In un’ottica di psicoterapia della Gestalt, i concetti di totalità e individualità rappresentano due momenti distinti, ma co-presenti, che attraverso un’armonizzazione dinamica, una ricerca continua di equilibrio tra tutte le dimensioni dell’individuo, da quella corporea fino a quella spirituale, delineano i flessibili confini tra l’ambiente e l’uomo, tracciandone un’area virtualmente condivisa. Questo eterno fluire, un passaggio continuo tra essere e divenire, potenza e atto, rappresenta l’energia con cui l’uomo si muove e si relaziona all’interno del campo vitale.
Per l’approccio descritto da Polster, la connessione, ha la funzione di pacificare le manifestazioni tra totalità e l’individualità che altrimenti parrebbero discordanti. Secondo l’autore quando la connessione tra individuazione e appartenenza avviene in modo fluido, senza pressioni dell’ambiente, l’individuo può sperimentare maggiormente il suo senso interiore di persona umana che trascende se stessa, per mezzo della sua stessa esistenza. Martin Heidegger, a riguardo, afferma: “Ad ogni pensante è assegnata sempre e soltanto una via, la sua: nelle cui tracce egli deve sempre vagare, per attenersi infine a essa come alla propria via, la quale però mai gli appartiene”. Uno degli scopi della psicoterapia gestaltica è quello di reintegrare la frammentazione di parti alienate della persona in un insieme coerente e coeso. Le polarità del sé, che in alcune patologie sono maggiormente frammentate, alterate o addirittura negate, con la funzione della connessione, vengono riconosciute e unite tra loro come file di una stessa trama. Questo processo di riappropriazione di “frammenti” del sé è lento e faticoso e niente affatto spontaneo. Polster parla di connessioni per descrivere analiticamente i processi psichici superiori e di come il terapeuta possa utilizzare questo tipo di atteggiamento durante la terapia attraverso quattro dimensioni: momento, evento, persona e self.
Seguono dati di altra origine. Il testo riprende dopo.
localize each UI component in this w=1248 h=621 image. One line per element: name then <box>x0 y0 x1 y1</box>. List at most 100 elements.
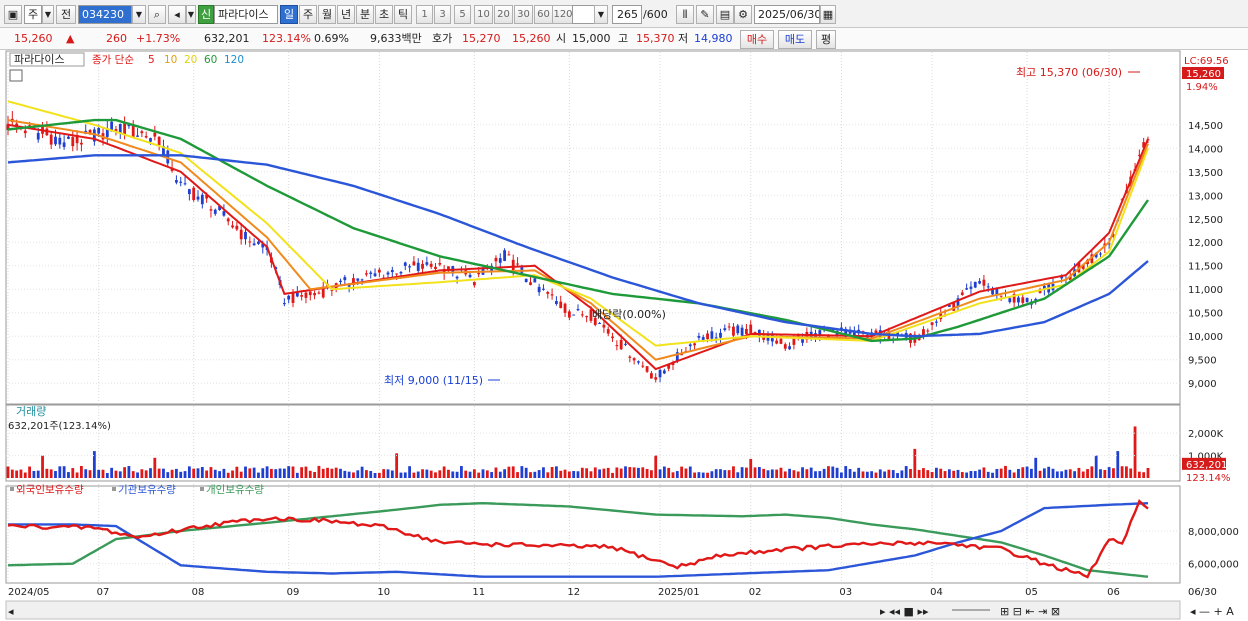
price-tick-label: 9,500 <box>1188 356 1217 367</box>
volume-bar <box>559 470 563 478</box>
candle-body <box>559 301 563 309</box>
volume-bar <box>840 472 843 478</box>
new-badge[interactable]: 신 <box>198 5 214 24</box>
volume-bar <box>15 470 19 478</box>
ownership-panel <box>5 485 1181 584</box>
volume-bar <box>416 471 420 478</box>
volume-bar <box>369 471 373 478</box>
volume-bar <box>766 470 770 478</box>
candle-body <box>982 279 986 286</box>
period-button-1[interactable]: 주 <box>299 5 317 24</box>
candle-body <box>75 134 79 144</box>
period-button-6[interactable]: 틱 <box>394 5 412 24</box>
save-icon[interactable]: ▤ <box>716 5 734 24</box>
price-tick-label: 13,000 <box>1188 191 1223 202</box>
volume-bar <box>1146 467 1150 478</box>
candle-body <box>602 324 606 328</box>
minute-button-30[interactable]: 30 <box>514 5 533 24</box>
volume-bar <box>32 470 36 478</box>
volume-bar <box>144 470 148 478</box>
price-tick-label: 14,000 <box>1188 144 1223 155</box>
chevron-down-icon[interactable]: ▼ <box>594 5 608 24</box>
stock-chart[interactable]: 2024/05 07 08 09 10 11 12 2025/01 02 03 04 05 06 06/3… <box>0 50 1248 621</box>
candle-body <box>960 292 964 295</box>
minute-button-3[interactable]: 3 <box>434 5 451 24</box>
period-button-2[interactable]: 월 <box>318 5 336 24</box>
minute-button-10[interactable]: 10 <box>474 5 493 24</box>
volume-bar <box>244 466 247 478</box>
chevron-down-icon[interactable]: ▼ <box>132 5 146 24</box>
scroll-controls-icon: ▸ ◂◂ ■ ▸▸ <box>880 605 929 618</box>
candle-body <box>408 266 411 268</box>
buy-button[interactable]: 매수 <box>740 30 774 49</box>
volume-bar <box>118 471 122 478</box>
price-tick-label: 10,500 <box>1188 309 1223 320</box>
scrollbar <box>5 600 1181 620</box>
candle-body <box>973 281 977 288</box>
candle-body <box>205 195 209 199</box>
candle-body <box>287 295 291 300</box>
volume-bar <box>615 467 619 478</box>
period-button-0[interactable]: 일 <box>280 5 298 24</box>
minute-button-1[interactable]: 1 <box>416 5 433 24</box>
volume-bar <box>408 466 411 478</box>
minute-button-120[interactable]: 120 <box>552 5 574 24</box>
ma-line-10 <box>7 119 1149 361</box>
speaker-icon[interactable]: ◂ <box>168 5 186 24</box>
minute-button-60[interactable]: 60 <box>534 5 553 24</box>
price-tick-label: 12,000 <box>1188 238 1223 249</box>
sell-button[interactable]: 매도 <box>778 30 812 49</box>
search-icon[interactable]: ⌕ <box>148 5 166 24</box>
volume-bar <box>783 471 787 478</box>
candle-body <box>978 281 981 284</box>
date-input[interactable]: 2025/06/30 <box>754 5 820 24</box>
period-button-4[interactable]: 분 <box>356 5 374 24</box>
prev-button[interactable]: 전 <box>56 5 76 24</box>
low-annotation: 최저 9,000 (11/15) <box>384 374 483 387</box>
code-input[interactable]: 034230 <box>78 5 132 24</box>
minute-button-5[interactable]: 5 <box>454 5 471 24</box>
candle-body <box>654 377 658 380</box>
calendar-icon[interactable]: ▦ <box>820 5 836 24</box>
draw-icon[interactable]: ✎ <box>696 5 714 24</box>
chevron-down-icon[interactable]: ▼ <box>186 5 196 24</box>
candle-body <box>1081 264 1085 269</box>
tool-icons: ⊞ ⊟ ⇤ ⇥ ⊠ <box>1000 605 1060 618</box>
price-change-pct: +1.73% <box>136 32 181 45</box>
candle-body <box>244 231 247 240</box>
x-tick-label: 08 <box>192 587 205 598</box>
avg-button[interactable]: 평 <box>816 30 836 49</box>
volume-tick-label: 2,000K <box>1188 429 1224 440</box>
candle-body <box>947 304 951 307</box>
volume-bar <box>278 468 282 478</box>
candle-body <box>706 333 709 340</box>
x-tick-label: 07 <box>97 587 110 598</box>
volume-bar <box>265 466 269 478</box>
candle-body <box>632 358 636 361</box>
volume-bar <box>606 467 610 478</box>
period-button-3[interactable]: 년 <box>337 5 355 24</box>
legend-marker <box>10 487 14 491</box>
gear-icon[interactable]: ⚙ <box>734 5 752 24</box>
volume-bar <box>360 466 364 478</box>
candle-body <box>619 339 623 350</box>
minute-button-20[interactable]: 20 <box>494 5 513 24</box>
volume-bar <box>1021 467 1025 478</box>
layout-icon[interactable]: ▣ <box>4 5 22 24</box>
candle-icon[interactable]: ⫴ <box>676 5 694 24</box>
volume-panel <box>5 404 1181 482</box>
count-input[interactable]: 265 <box>612 5 642 24</box>
x-tick-label: 09 <box>287 587 300 598</box>
period-button-5[interactable]: 초 <box>375 5 393 24</box>
x-tick-label: 04 <box>930 587 943 598</box>
volume-bar <box>464 470 468 478</box>
volume-bar <box>67 472 70 478</box>
candle-body <box>580 314 584 316</box>
volume-bar <box>645 468 649 478</box>
market-select[interactable]: 주 <box>24 5 42 24</box>
candle-body <box>667 364 671 369</box>
chevron-down-icon[interactable]: ▼ <box>42 5 54 24</box>
volume-bar <box>352 472 355 478</box>
volume-bar <box>300 467 304 478</box>
ownership-line-institution <box>8 502 1149 578</box>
La dimensione del tempo in terapia
Una delle esperienze più significative che l’individuo esperisce e che sfugge continuamente alla sua consapevolezza, è lo scorrere del tempo. Non accorgersi del suo fluire continuo e inarrestabile, eccetto in alcuni istanti della giornata, in cui particolari avvenimenti ci costringono a farlo, non è un’inquietudine nuova. Orazio, nelle sue Odi e epodi, appassionatamente esorta Leuconoe a cogliere l’attimo, senza preoccuparsi del domani, Seneca scrive a Lucilio che ciò che è veramente nostro, è il tempo, e Martin Heidegger descrive il suo incedere, come un insieme di eventi che modellano e ampliano gli altri eventi in una successione irreversibile, e che definiscono l’essere per la morte. Sant’Agostino, nelle Confessioni, spinge il problema metafisico fino a chiedersi, se l’animo stesso sia il tempo, affermando che “io misuro il sentirmi nell’esistenza presente, non le cose che passano affinché esso sorga. E’ il mio sentirmi che misuro, quando misuro il tempo”. In qualche modo il continuum di consapevolezza[1] definito nella Terapia della Gestalt, tende a chiarire, concretamente, come questo sentire interiore ed esteriore si sviluppi. Perls sottolinea come gli individui che seguono la propria consapevolezza, si muovono in un percorso organicamente determinato, in cui ogni momento influenza quello successivo.
Per avere una prospettiva più ampia sull’argomento delle connessioni, ci sembra coerente approfondire il concetto di tempo e spazio, spingendoci, attraverso un percorso diverso, tra dicotomie apparenti quali: totalità e individualità, dentro e fuori, appartenenza e differenziazione, l’io e il tu.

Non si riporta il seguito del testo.